From Fig. 14a–g, it can be seen that some distortions are very well predicted, such as contrast distortion (Fig. 14a). The others, for example, granularity (Fig. 14c), reveal a much higher variance. Figure 15 shows the metric and the user answers (the most probable answers) of the granularity on a single plot.

Fig. 15
figure 15

Comparison between metric and the user answers obtained for the granularity distortion

An interesting observation is that the high variability of the answers’ difference is not necessarily a result of the metric inaccuracy. Note that the metric response has to be monotonic since, for a more distorted picture, its quality cannot be better. Nevertheless, the users’ responses vary for the increasing distortion level (the solid line in Fig. 15). The user answers can vary for numerous different reasons. Note that different images can be scored by different persons and their feelings can be different.

An error not higher than − 1 is obtained for 95% for both metrics for multi-modally distorted images. Moreover, both complex MPOS metric (Fig. 14h) and MIN MPOS metric (Fig. 14i) are accurate for almost 75% of the answers. The complex MPOS metric takes into consideration influences of different quality assessment values. Nevertheless, the complex MPOS metric is not much better than a simple minimum of the seven single distortion metrics. It shows that probably the most important from a tester point of view is the worst distortion level. Since the accuracy of the minimum MPOS metric is similar to the more complicated model, we implemented this solution as simpler and, therefore, more predictable.

6 Summary

The paper presented a solution to the problem of an automated evaluation of a subjective image quality. The authors designed a software tool for an evaluation of image quality implemented in the form of a Perl-based software package. The two-step procedure allows a user to compare a pair of images and receive information regarding the qualitative scores of a distorted image.

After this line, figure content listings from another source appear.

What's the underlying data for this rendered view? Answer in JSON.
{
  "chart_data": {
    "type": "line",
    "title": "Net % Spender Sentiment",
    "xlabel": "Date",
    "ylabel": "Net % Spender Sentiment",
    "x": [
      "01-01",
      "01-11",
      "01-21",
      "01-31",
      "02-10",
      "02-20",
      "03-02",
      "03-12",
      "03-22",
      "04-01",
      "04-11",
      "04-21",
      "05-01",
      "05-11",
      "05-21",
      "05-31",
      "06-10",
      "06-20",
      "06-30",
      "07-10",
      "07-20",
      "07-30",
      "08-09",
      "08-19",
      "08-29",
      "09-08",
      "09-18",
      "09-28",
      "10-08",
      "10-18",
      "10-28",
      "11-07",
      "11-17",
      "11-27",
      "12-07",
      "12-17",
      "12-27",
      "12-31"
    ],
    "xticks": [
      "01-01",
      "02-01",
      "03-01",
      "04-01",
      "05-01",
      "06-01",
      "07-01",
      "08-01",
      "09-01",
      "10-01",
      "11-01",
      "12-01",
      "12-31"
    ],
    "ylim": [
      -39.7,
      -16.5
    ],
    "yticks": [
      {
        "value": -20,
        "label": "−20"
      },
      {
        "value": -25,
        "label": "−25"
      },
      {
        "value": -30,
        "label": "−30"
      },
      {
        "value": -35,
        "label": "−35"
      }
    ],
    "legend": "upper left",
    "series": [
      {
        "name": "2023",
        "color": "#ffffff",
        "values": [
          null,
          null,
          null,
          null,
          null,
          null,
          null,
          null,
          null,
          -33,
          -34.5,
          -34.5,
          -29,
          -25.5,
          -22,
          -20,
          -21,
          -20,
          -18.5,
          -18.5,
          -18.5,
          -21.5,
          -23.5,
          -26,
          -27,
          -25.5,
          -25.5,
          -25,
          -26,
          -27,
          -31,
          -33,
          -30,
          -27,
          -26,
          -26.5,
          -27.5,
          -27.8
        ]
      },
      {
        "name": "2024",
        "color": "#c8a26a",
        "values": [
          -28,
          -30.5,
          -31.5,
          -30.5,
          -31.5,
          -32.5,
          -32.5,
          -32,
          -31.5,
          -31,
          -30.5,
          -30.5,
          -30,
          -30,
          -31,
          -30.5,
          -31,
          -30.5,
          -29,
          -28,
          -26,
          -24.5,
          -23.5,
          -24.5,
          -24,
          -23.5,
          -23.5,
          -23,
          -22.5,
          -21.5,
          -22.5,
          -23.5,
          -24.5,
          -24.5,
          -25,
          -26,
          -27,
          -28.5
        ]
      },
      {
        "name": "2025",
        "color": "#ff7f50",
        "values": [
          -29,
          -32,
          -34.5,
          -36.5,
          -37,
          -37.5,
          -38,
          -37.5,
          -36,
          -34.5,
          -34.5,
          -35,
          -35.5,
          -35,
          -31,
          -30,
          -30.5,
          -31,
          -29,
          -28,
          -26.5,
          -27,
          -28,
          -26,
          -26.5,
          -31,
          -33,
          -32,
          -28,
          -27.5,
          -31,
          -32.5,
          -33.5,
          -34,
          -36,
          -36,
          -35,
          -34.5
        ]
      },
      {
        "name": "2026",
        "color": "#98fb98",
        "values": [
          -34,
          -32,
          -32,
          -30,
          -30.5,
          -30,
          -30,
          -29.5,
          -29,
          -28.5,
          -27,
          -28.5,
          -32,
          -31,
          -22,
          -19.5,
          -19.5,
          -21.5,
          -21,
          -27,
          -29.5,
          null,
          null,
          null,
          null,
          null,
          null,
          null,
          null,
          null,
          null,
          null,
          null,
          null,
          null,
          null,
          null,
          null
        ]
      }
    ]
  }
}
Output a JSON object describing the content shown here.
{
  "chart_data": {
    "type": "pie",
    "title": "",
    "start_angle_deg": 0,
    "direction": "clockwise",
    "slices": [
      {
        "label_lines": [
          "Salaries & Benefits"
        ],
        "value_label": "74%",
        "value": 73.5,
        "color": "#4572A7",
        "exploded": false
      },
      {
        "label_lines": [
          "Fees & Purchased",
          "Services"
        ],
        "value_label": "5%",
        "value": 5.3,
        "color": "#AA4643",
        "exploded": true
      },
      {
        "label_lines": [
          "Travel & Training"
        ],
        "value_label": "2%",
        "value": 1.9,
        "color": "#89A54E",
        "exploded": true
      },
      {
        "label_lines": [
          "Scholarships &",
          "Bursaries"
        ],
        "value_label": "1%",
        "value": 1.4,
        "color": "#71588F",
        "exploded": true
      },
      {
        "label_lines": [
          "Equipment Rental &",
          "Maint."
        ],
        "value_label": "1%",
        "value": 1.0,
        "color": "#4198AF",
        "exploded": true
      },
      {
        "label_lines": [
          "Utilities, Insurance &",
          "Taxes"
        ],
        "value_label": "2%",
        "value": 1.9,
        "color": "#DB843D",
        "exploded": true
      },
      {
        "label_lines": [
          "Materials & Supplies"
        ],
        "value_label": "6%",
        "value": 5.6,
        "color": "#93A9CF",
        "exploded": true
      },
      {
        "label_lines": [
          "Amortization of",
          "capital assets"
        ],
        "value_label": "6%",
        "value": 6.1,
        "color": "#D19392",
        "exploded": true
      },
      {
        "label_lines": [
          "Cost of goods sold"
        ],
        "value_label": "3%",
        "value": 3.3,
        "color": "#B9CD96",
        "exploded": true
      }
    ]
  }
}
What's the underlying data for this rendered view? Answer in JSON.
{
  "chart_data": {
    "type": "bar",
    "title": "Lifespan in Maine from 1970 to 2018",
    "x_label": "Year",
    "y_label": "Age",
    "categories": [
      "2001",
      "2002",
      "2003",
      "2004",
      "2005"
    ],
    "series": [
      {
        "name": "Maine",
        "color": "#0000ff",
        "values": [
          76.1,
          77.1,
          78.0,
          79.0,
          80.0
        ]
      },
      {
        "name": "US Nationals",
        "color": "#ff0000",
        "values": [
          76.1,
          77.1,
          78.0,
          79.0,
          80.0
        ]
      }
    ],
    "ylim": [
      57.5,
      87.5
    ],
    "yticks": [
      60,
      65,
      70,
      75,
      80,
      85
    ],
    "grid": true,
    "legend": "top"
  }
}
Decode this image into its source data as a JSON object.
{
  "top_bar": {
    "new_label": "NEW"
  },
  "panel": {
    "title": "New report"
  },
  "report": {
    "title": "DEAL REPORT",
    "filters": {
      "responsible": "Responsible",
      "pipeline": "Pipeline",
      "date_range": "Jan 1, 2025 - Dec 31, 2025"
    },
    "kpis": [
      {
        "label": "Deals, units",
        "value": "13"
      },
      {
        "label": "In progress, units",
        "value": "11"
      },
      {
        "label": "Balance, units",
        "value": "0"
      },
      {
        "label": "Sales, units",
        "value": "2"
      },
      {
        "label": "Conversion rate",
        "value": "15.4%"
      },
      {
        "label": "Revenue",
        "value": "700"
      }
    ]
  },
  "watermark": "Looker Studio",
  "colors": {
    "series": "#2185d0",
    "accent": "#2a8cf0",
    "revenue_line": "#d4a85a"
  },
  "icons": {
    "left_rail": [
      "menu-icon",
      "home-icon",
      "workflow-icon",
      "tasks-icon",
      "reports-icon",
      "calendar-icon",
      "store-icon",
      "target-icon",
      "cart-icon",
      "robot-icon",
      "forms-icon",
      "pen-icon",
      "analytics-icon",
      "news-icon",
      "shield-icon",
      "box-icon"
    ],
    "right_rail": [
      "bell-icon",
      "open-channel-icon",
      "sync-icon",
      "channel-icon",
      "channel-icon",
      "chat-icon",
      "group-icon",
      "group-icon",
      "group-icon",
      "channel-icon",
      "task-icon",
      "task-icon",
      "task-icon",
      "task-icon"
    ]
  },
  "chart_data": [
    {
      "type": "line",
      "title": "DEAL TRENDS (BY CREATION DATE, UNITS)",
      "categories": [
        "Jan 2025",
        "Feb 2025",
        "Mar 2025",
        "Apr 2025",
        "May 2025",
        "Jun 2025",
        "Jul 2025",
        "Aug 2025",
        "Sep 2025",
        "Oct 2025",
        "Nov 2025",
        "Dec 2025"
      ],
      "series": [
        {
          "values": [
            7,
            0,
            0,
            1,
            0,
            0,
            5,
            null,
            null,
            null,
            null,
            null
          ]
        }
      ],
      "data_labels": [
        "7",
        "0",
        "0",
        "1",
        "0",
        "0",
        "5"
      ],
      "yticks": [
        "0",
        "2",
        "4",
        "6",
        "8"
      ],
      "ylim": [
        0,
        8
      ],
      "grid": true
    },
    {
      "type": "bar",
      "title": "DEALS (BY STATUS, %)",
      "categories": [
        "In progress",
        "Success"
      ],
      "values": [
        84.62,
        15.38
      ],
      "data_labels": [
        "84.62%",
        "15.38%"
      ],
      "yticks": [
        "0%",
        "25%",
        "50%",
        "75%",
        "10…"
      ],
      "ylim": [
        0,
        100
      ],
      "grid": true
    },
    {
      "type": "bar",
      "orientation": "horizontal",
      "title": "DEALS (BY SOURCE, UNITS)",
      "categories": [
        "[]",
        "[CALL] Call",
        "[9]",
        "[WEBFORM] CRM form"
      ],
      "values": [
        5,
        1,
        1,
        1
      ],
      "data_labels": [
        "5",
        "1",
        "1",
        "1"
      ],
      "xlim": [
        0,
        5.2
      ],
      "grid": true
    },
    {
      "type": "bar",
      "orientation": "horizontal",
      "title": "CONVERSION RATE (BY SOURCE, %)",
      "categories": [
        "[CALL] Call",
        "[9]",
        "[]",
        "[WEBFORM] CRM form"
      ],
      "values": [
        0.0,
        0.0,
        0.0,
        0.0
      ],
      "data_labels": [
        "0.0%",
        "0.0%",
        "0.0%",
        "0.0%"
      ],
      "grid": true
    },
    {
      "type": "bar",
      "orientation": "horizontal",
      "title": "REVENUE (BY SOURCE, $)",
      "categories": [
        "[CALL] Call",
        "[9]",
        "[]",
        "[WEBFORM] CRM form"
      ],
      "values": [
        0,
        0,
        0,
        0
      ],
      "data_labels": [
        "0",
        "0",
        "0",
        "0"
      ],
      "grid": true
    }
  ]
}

In the first step, seven types of distortion, covering possible image artefacts well, are being determined numerically. For numerical evaluation of some of the distortions, the basic functions of the ImageMagick software were found to be useful. For other cases, the algorithms were implemented by the authors from scratch. The problem of a mutual cross-distortion influence was identified as well and dealt with by compensation algorithms successfully.

During the second step, a mapping function is employed that transforms numerical distortion measures into scores equal or satisfactorily close to ones given by humans assessing the quality of the same image. The shape of the mapping function, together with its statistical credibility, was investigated and tuned with the sophisticated GLZ techniques based on results of extensive subjective tests for a reference image.